Revealing the origin of magnetoresistance in unipolar amorphous organic field-effect transistors

Abstract

We report on the magnetoresistance (MR) effect in a unipolar p-channel field-effect transistor based on amorphous thin film of low molecular weight 2,2′,7,7′-tetrakis(diphenylamino)-9,9′-spirobifluorene (Spiro-TAD). To scrutinize the origin of this effect two themes have been studied: (i) the influence of gate dielectric SiO₂ surface treatment and (ii) the importance of organic molecular p-dopant 1,3,4,5,7,8-hexafluorotetracyanonaphthoquinodimethane (F6-TNAP) thin films sandwiched between SiO₂ and Spiro-TAD. A device fabricated on bare SiO₂ shows larger MR than one fabricated on hexamethyldisilazane-treated SiO₂, suggesting the bipolaron species as the origin of this effect. This could be understood through two aspects. (i) The stabilization of bipolaron, i.e. trapped charge-stabilized bipolaron. Due to large energy cost for bipolaron formation, the stabilization of bipolaron by a trap with opposite sign is favored.
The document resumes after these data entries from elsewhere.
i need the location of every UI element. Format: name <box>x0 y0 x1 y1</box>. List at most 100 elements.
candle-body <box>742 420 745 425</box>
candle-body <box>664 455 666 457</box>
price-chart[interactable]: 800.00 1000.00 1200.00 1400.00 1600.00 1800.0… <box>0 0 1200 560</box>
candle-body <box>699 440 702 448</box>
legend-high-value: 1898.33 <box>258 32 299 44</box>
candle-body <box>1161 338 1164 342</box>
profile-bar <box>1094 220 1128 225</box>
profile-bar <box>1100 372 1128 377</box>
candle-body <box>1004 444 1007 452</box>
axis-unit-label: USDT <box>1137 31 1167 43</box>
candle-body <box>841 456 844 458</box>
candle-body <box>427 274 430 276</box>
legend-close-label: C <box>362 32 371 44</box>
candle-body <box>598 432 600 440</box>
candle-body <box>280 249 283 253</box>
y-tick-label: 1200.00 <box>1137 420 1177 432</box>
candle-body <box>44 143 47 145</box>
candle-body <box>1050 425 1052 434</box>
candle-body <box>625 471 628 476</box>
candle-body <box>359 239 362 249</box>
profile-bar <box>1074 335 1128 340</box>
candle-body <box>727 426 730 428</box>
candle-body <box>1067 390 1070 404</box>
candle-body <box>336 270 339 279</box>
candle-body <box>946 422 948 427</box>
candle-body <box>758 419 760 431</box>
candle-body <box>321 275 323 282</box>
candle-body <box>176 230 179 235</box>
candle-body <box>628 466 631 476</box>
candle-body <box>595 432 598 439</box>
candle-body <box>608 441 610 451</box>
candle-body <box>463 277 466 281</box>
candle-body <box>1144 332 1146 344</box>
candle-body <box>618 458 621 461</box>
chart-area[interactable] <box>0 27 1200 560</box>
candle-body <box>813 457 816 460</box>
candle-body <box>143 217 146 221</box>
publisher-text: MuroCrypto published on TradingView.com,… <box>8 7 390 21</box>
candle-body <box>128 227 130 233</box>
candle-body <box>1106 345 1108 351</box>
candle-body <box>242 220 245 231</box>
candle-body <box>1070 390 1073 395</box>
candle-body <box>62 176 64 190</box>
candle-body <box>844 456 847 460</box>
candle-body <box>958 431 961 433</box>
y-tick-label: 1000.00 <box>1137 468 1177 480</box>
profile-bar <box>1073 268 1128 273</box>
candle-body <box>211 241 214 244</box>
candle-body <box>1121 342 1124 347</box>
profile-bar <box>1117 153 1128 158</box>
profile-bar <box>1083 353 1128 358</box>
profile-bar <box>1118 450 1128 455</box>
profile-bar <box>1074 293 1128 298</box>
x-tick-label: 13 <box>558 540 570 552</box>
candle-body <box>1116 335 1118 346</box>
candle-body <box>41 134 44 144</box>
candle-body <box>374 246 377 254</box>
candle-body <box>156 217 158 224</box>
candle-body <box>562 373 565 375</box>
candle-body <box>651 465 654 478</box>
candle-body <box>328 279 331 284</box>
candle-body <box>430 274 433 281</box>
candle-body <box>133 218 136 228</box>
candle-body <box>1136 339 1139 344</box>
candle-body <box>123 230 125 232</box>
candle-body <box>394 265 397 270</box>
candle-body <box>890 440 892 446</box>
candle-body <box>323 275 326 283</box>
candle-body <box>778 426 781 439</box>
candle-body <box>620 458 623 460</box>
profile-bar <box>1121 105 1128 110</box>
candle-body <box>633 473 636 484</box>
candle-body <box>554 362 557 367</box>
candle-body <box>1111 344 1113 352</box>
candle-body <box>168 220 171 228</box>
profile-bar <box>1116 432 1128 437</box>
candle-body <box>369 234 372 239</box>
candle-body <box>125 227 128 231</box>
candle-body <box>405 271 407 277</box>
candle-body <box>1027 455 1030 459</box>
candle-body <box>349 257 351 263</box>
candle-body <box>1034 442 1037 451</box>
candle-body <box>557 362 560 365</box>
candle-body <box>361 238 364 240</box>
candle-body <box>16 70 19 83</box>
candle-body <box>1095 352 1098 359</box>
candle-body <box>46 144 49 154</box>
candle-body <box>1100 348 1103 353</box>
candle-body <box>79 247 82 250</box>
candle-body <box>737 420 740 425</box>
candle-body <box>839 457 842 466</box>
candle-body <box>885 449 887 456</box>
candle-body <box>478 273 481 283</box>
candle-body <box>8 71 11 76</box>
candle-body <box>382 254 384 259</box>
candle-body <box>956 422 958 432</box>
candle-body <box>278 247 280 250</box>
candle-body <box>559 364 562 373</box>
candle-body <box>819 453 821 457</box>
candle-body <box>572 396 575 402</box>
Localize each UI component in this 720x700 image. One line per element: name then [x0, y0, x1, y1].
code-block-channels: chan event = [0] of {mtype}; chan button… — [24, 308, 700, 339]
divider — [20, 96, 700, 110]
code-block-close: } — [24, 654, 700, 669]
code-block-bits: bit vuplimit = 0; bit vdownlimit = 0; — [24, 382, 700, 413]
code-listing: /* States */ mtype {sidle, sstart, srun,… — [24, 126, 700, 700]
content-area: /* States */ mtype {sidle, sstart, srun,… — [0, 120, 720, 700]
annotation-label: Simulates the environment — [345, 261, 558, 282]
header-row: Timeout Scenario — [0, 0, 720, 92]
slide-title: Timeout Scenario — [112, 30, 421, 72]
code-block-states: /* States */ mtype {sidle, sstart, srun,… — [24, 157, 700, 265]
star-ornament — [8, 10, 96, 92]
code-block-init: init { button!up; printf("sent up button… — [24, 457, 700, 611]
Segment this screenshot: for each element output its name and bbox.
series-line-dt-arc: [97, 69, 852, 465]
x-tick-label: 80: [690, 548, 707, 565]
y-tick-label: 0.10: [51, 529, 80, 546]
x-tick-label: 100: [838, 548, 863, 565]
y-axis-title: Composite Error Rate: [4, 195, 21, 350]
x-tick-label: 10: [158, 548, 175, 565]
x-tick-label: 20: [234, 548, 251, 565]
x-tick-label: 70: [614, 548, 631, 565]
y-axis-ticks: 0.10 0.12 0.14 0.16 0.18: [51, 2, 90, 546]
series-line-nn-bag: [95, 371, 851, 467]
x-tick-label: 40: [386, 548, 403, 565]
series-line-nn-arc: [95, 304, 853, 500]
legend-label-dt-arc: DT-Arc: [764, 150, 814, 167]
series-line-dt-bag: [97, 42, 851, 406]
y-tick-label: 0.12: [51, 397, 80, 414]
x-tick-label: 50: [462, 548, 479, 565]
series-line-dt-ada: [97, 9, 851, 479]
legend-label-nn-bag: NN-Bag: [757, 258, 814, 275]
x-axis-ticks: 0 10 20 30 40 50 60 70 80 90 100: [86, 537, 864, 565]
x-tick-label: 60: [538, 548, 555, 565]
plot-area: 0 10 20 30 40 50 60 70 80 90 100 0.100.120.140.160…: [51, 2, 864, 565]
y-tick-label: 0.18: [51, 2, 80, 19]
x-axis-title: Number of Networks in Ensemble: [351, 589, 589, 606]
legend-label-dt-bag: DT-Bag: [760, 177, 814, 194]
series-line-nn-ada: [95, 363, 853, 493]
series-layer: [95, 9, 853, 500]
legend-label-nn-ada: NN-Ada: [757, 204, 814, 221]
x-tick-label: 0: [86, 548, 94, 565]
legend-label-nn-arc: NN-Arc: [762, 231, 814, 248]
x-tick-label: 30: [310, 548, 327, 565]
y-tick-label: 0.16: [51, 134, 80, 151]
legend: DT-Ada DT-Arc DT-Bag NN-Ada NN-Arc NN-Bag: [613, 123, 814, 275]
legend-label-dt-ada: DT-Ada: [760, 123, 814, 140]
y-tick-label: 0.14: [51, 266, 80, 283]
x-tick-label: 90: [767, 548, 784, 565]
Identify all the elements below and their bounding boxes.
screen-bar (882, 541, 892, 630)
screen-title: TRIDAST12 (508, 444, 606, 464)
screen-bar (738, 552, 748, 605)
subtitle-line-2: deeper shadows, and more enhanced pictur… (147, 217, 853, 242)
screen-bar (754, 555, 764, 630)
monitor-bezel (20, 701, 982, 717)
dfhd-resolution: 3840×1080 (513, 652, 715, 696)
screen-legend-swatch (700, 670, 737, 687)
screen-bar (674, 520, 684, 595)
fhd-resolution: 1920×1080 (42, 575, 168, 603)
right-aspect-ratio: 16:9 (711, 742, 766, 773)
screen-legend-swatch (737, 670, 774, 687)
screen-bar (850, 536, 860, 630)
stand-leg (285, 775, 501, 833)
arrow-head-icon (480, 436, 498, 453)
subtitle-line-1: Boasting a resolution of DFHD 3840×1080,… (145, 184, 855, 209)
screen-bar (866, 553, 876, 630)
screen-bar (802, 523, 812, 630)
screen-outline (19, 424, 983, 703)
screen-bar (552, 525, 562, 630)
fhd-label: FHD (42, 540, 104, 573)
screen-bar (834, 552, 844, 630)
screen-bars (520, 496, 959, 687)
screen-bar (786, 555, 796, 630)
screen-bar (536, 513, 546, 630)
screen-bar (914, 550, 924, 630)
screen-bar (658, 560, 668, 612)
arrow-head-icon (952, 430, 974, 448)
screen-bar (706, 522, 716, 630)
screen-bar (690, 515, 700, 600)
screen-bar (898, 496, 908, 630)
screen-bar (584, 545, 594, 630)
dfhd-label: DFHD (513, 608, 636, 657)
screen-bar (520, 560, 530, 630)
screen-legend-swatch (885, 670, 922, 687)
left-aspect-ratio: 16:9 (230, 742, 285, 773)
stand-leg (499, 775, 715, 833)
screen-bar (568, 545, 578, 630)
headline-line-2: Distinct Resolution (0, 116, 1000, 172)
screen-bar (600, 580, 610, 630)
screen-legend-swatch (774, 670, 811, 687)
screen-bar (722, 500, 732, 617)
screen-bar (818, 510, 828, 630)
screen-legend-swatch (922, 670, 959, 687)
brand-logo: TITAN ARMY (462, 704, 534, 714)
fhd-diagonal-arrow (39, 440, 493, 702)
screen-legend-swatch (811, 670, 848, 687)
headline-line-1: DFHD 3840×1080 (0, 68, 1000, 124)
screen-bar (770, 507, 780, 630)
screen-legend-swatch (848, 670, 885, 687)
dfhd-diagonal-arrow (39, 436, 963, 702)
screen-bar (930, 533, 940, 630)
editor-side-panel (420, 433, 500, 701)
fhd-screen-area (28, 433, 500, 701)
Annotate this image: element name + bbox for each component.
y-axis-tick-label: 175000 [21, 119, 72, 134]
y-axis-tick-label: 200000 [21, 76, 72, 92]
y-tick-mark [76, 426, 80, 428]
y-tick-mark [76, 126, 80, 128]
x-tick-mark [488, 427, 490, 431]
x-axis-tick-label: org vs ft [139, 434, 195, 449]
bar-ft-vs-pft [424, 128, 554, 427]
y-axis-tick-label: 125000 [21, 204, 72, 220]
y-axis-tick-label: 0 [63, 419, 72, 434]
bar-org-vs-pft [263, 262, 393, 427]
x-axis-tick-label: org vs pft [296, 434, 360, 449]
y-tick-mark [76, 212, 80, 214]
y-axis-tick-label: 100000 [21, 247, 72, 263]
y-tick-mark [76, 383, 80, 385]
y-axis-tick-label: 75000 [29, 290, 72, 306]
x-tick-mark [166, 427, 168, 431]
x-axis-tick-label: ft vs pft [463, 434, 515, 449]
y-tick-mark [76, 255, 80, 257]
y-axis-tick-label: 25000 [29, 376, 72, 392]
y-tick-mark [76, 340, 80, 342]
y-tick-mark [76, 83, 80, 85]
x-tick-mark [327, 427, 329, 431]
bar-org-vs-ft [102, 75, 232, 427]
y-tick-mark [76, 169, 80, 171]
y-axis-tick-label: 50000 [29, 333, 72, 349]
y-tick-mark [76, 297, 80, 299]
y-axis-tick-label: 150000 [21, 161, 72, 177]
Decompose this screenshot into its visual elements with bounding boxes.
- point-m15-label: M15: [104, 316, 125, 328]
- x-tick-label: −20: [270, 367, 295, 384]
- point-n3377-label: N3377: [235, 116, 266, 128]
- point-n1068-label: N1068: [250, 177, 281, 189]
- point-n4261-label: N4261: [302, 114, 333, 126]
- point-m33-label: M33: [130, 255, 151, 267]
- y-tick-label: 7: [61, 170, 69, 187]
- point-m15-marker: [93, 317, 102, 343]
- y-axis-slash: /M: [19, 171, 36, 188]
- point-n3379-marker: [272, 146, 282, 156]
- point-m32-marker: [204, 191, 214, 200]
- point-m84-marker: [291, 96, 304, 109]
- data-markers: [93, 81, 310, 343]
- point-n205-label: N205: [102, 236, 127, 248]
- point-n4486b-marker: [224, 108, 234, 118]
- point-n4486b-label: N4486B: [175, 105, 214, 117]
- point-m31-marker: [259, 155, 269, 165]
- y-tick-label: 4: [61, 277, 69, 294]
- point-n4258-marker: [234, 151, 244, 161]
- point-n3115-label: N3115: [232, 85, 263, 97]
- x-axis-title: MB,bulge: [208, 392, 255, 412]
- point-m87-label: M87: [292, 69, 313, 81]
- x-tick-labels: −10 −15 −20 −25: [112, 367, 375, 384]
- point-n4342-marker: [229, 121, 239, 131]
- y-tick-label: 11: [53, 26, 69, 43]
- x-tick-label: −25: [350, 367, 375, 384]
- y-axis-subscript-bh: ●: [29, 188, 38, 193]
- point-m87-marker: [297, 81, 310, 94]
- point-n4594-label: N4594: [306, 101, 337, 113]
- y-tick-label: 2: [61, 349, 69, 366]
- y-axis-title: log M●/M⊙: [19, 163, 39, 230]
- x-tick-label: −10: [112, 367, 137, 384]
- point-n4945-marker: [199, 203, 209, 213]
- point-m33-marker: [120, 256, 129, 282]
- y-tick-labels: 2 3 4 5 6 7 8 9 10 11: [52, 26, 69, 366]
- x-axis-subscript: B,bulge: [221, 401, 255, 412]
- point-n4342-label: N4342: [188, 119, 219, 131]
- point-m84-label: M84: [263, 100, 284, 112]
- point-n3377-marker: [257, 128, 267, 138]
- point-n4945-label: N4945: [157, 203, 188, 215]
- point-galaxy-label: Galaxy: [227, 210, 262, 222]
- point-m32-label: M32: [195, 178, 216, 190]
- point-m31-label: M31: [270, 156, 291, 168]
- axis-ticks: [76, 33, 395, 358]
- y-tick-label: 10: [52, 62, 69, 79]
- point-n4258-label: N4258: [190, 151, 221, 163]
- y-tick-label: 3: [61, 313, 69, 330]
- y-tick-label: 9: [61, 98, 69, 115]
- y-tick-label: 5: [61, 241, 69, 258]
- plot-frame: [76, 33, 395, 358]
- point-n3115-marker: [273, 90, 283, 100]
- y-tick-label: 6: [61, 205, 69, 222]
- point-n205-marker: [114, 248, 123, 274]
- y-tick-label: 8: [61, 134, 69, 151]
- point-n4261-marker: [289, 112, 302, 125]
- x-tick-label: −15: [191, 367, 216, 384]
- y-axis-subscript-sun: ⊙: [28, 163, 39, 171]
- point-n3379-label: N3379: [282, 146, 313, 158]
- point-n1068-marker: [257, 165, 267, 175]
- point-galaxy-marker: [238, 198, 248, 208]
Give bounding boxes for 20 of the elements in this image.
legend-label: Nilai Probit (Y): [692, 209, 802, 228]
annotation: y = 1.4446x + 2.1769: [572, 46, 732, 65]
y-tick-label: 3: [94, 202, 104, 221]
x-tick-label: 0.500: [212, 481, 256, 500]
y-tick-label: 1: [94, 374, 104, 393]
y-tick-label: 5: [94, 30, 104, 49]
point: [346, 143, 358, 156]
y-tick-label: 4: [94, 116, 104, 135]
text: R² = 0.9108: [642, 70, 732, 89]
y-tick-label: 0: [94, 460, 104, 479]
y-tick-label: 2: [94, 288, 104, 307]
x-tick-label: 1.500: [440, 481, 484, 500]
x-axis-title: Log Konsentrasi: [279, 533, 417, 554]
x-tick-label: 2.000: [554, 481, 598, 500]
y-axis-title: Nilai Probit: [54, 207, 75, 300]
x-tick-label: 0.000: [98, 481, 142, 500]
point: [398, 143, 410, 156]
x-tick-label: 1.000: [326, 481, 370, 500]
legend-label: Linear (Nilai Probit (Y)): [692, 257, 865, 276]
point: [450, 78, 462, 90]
Additionally, interface doping of Spiro-TAD with F6-TNAP reveals a significant enhancement in MR caused by an increase in trap density and charge carriers, boosting the effectiveness of bipolaron stabilization. (ii) Larger energetic disorder that might compensate the energy cost for bipolaron formation is expected to be obtained for a device fabricated on bare SiO₂ caused by dipolar disorder at the corresponding interface. Adding a thin layer of F6-TNAP is expected to increase the energetic disorder as well.